Busquets ha explicado que el convenio afecta a una colección valorada en 280.000 euros que incluye 20 embarcaciones tradicionales de varias tipologías, cuatro motores, tres pares de puertas de pesca del buey y un chigre de varadero. Según han añadido, está previsto que las piezas sean restauradas por los maestros de azuela del Consell gracias a un convenio firmado en septiembre de 2021 entre el Museo Marítimo y el Departamento de Sostenibilidad y Medio Ambiente.
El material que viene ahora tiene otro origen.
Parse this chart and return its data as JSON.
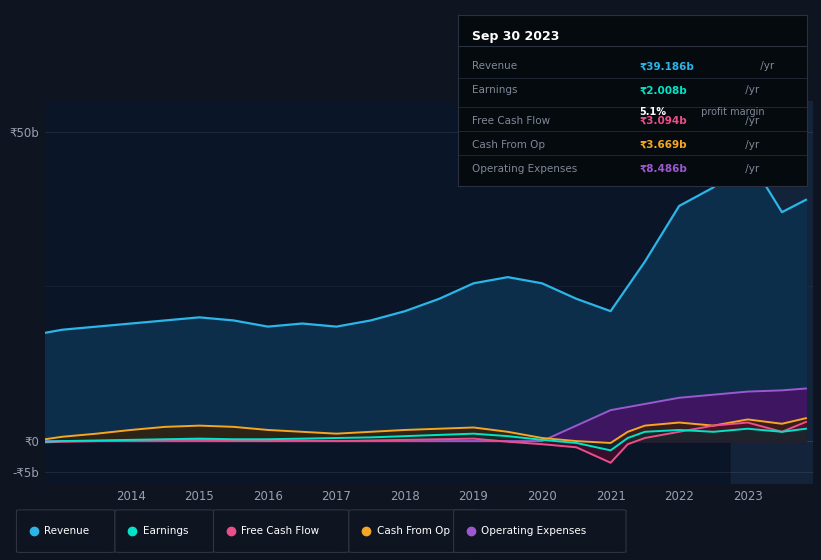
{
  "bg_color": "#0e1420",
  "chart_bg": "#0a1628",
  "years": [
    2012.75,
    2013.0,
    2013.5,
    2014.0,
    2014.5,
    2015.0,
    2015.5,
    2016.0,
    2016.5,
    2017.0,
    2017.5,
    2018.0,
    2018.5,
    2019.0,
    2019.5,
    2020.0,
    2020.5,
    2021.0,
    2021.25,
    2021.5,
    2022.0,
    2022.5,
    2023.0,
    2023.5,
    2023.85
  ],
  "revenue": [
    17.5,
    18.0,
    18.5,
    19.0,
    19.5,
    20.0,
    19.5,
    18.5,
    19.0,
    18.5,
    19.5,
    21.0,
    23.0,
    25.5,
    26.5,
    25.5,
    23.0,
    21.0,
    25.0,
    29.0,
    38.0,
    41.0,
    46.0,
    37.0,
    39.0
  ],
  "earnings": [
    -0.1,
    0.0,
    0.1,
    0.2,
    0.3,
    0.4,
    0.3,
    0.3,
    0.4,
    0.5,
    0.6,
    0.8,
    1.0,
    1.2,
    0.8,
    0.2,
    -0.3,
    -1.5,
    0.5,
    1.5,
    1.8,
    1.5,
    2.0,
    1.5,
    2.0
  ],
  "free_cash_flow": [
    -0.2,
    -0.1,
    0.0,
    0.1,
    0.2,
    0.2,
    0.1,
    0.0,
    0.1,
    0.0,
    0.1,
    0.2,
    0.3,
    0.4,
    -0.1,
    -0.5,
    -1.0,
    -3.5,
    -0.5,
    0.5,
    1.5,
    2.5,
    3.0,
    1.5,
    3.1
  ],
  "cash_from_op": [
    0.3,
    0.7,
    1.2,
    1.8,
    2.3,
    2.5,
    2.3,
    1.8,
    1.5,
    1.2,
    1.5,
    1.8,
    2.0,
    2.2,
    1.5,
    0.5,
    0.0,
    -0.3,
    1.5,
    2.5,
    3.0,
    2.5,
    3.5,
    2.8,
    3.7
  ],
  "operating_expenses": [
    0.0,
    0.0,
    0.0,
    0.0,
    0.0,
    0.0,
    0.0,
    0.0,
    0.0,
    0.0,
    0.0,
    0.0,
    0.0,
    0.0,
    0.0,
    0.0,
    2.5,
    5.0,
    5.5,
    6.0,
    7.0,
    7.5,
    8.0,
    8.2,
    8.5
  ],
  "revenue_color": "#2bb5e8",
  "earnings_color": "#00e5c8",
  "free_cash_flow_color": "#e94f8b",
  "cash_from_op_color": "#f5a623",
  "operating_expenses_color": "#9b59d0",
  "revenue_fill": "#0d2e4a",
  "op_exp_fill": "#3d1560",
  "ylim_top": 55,
  "ylim_bottom": -7,
  "x_ticks": [
    2014,
    2015,
    2016,
    2017,
    2018,
    2019,
    2020,
    2021,
    2022,
    2023
  ],
  "legend_items": [
    "Revenue",
    "Earnings",
    "Free Cash Flow",
    "Cash From Op",
    "Operating Expenses"
  ],
  "legend_colors": [
    "#2bb5e8",
    "#00e5c8",
    "#e94f8b",
    "#f5a623",
    "#9b59d0"
  ],
  "tooltip": {
    "title": "Sep 30 2023",
    "rows": [
      {
        "label": "Revenue",
        "value": "₹39.186b",
        "unit": " /yr",
        "color": "#2bb5e8",
        "sub_bold": null,
        "sub_text": null
      },
      {
        "label": "Earnings",
        "value": "₹2.008b",
        "unit": " /yr",
        "color": "#00e5c8",
        "sub_bold": "5.1%",
        "sub_text": " profit margin"
      },
      {
        "label": "Free Cash Flow",
        "value": "₹3.094b",
        "unit": " /yr",
        "color": "#e94f8b",
        "sub_bold": null,
        "sub_text": null
      },
      {
        "label": "Cash From Op",
        "value": "₹3.669b",
        "unit": " /yr",
        "color": "#f5a623",
        "sub_bold": null,
        "sub_text": null
      },
      {
        "label": "Operating Expenses",
        "value": "₹8.486b",
        "unit": " /yr",
        "color": "#9b59d0",
        "sub_bold": null,
        "sub_text": null
      }
    ]
  }
}
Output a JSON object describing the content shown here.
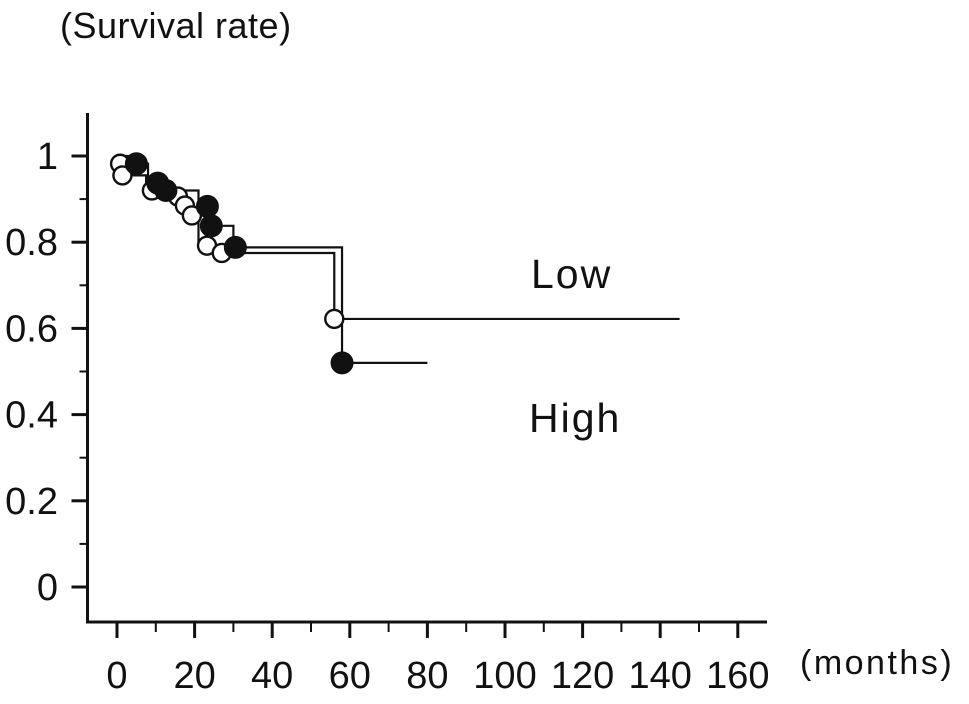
{
  "colors": {
    "ink": "#111111",
    "background": "#ffffff"
  },
  "chart_data": {
    "type": "line",
    "subtype": "kaplan-meier-step-curves",
    "title": "(Survival rate)",
    "xlabel": "(months)",
    "ylabel": "Survival rate",
    "xlim": [
      0,
      168
    ],
    "ylim": [
      0,
      1
    ],
    "grid": false,
    "legend_position": "inline-text-annotations",
    "x_ticks_major": {
      "values": [
        0,
        20,
        40,
        60,
        80,
        100,
        120,
        140,
        160
      ],
      "labels": [
        "0",
        "20",
        "40",
        "60",
        "80",
        "100",
        "120",
        "140",
        "160"
      ]
    },
    "x_ticks_minor": [
      10,
      30,
      50,
      70,
      90,
      110,
      130,
      150
    ],
    "y_ticks_major": {
      "values": [
        0,
        0.2,
        0.4,
        0.6,
        0.8,
        1
      ],
      "labels": [
        "0",
        "0.2",
        "0.4",
        "0.6",
        "0.8",
        "1"
      ]
    },
    "y_ticks_minor": [
      0.1,
      0.3,
      0.5,
      0.7,
      0.9
    ],
    "series": [
      {
        "name": "Low",
        "marker": "open-circle",
        "steps": [
          [
            0,
            1.0
          ],
          [
            0.5,
            0.982
          ],
          [
            1.2,
            0.955
          ],
          [
            7.5,
            0.92
          ],
          [
            13.5,
            0.906
          ],
          [
            16.5,
            0.885
          ],
          [
            18.5,
            0.862
          ],
          [
            21,
            0.792
          ],
          [
            25.5,
            0.775
          ],
          [
            56,
            0.622
          ]
        ],
        "end_x": 145,
        "final_value": 0.622,
        "censor_marks": [
          [
            0.8,
            0.982
          ],
          [
            1.4,
            0.955
          ],
          [
            9,
            0.92
          ],
          [
            15.7,
            0.906
          ],
          [
            17.5,
            0.885
          ],
          [
            19.3,
            0.862
          ],
          [
            23.2,
            0.792
          ],
          [
            27,
            0.775
          ],
          [
            56,
            0.622
          ]
        ]
      },
      {
        "name": "High",
        "marker": "filled-circle",
        "steps": [
          [
            0,
            1.0
          ],
          [
            3,
            0.982
          ],
          [
            8,
            0.937
          ],
          [
            11.8,
            0.92
          ],
          [
            21,
            0.883
          ],
          [
            23.8,
            0.838
          ],
          [
            30,
            0.788
          ],
          [
            58,
            0.52
          ]
        ],
        "end_x": 80,
        "final_value": 0.52,
        "censor_marks": [
          [
            5,
            0.982
          ],
          [
            10.5,
            0.937
          ],
          [
            12.6,
            0.92
          ],
          [
            23.3,
            0.883
          ],
          [
            24.3,
            0.838
          ],
          [
            30.5,
            0.788
          ],
          [
            58,
            0.52
          ]
        ]
      }
    ],
    "annotations": [
      {
        "text": "Low",
        "x_months": 118,
        "y_value": 0.72
      },
      {
        "text": "High",
        "x_months": 118,
        "y_value": 0.39
      }
    ]
  }
}
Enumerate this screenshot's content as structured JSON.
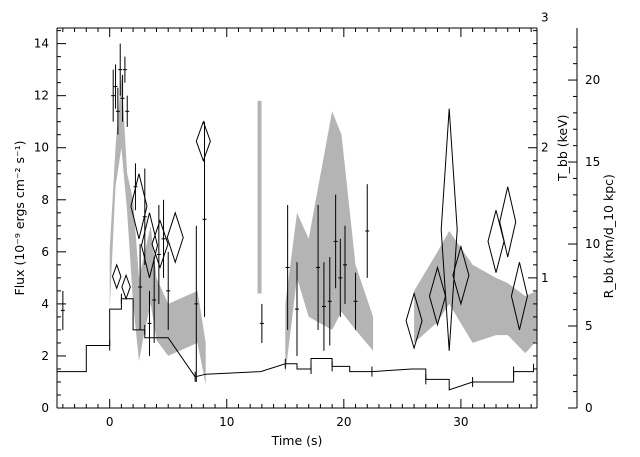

Dentro de una semana comenzarán las tareas de restauración de la primera embarcación, bautizada como 'Agustina' y que data de los años veinte del siglo pasado, según ha indicado Busquets, que ha añadido que una vez rehabilitadas, las barcas se incorporarán a las diferentes salas del Centro Cultural Ses Voltes de Palma y al Museo del Mar del Puerto de Sóller.

El presidente de la Asociación Amigos del Museo Marítimo de Mallorca, Manuel Gómez, ha agradecido el trabajo desarrollado por el Museo Marítimo y el Departamento de Cultura, «que permitirá recuperar estas barcas, hasta ahora almacenadas en las cuevas del castillo de Bellver». Gómez ha confesado sentirse «ilusionado» porque con estas actuaciones las generaciones futuras podrán conocer y apreciar la construcción artesanal de una obra de arte como es una barca, ya sea un laúd o un bote. Ribot, ha señalado que para la institución insular es «todo un orgullo» poder contribuir a la restauración y mantenimiento de estas embarcaciones y potenciar «la maravillosa tarea de los maestros de azuela». «Nuestro objetivo seguirá siendo poner en práctica las técnicas y los conocimientos de este oficio ancestral trabajando de la mano del Museo Marítimo para que algún día, estas reliquias del mar con tanta historia detrás, se puedan exponer y que toda la ciudadanía las pueda conocer», ha concluido.